Let $M$ be a von Neumann algebra and $a\in A$. Then for the range projections $[a]\sim [a^\ast]$, since when $a=v|a|$ is the polar decomposition $v^\ast v$ is the projection onto $ran(v^\ast)=ker(v)^\bot=ker(a)^\bot=ran(a^\ast)$.

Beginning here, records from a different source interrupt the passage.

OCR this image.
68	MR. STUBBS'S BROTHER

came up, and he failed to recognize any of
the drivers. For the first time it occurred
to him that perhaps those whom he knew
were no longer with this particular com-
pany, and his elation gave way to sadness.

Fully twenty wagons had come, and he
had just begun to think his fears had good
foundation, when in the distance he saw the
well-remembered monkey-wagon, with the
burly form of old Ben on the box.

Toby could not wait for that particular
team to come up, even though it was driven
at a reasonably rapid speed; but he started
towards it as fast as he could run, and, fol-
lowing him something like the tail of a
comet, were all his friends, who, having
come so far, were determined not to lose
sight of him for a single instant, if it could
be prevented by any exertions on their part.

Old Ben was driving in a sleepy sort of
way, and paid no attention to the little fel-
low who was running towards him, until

Apparently $vv^\ast$ is supposed to be the range projection of $a$, but how do I see this?
Thanks in advance!
Soultion: Now, in the view of daylight, I think my admittedly ridiculous problem was the following:
It is known (without having any further knowledge on the polar decomposition of $a^*$ that $vv^*$ is the orthogonal projection onto $ran\ v$ and that this is in fact: $ran\ v = (ker\ v^*)^\bot \stackrel{!}{=} (ker\ a^*)^\bot = ran\ a^*$, beacause we also know from the polar decomposition of $a$, that $ran\ a =ran\ v$, which in turn implies : $(ran\ a)^\bot=(ran\ v)^\bot$ and $ker\ a^* = ker\ v^*$.
My brain was too stubborn to think that the indicated equation might be as easy as it is and is not due to knowing anything about the polar decomposition of $a^*$.
Thank you @Martin Argerami for your patience nevertheless!
You have $$ \operatorname{ran} vv^*=(\ker vv^*)^\perp=(\ker v^*)^\perp=\overline{\operatorname{ran} a}. $$ For the middle equality, it is true in general that $\ker x^*x=\ker x$. The inclusion $\ker x\subset\ker x^*x$ is trivial. The converse is easily seen if $x\in B(H)$: in that case, if $x^*x\xi=0$, then $$ 0=\langle x^*x\xi,\xi\rangle=\langle x\xi,x\xi\rangle=\|x\xi\|^2. $$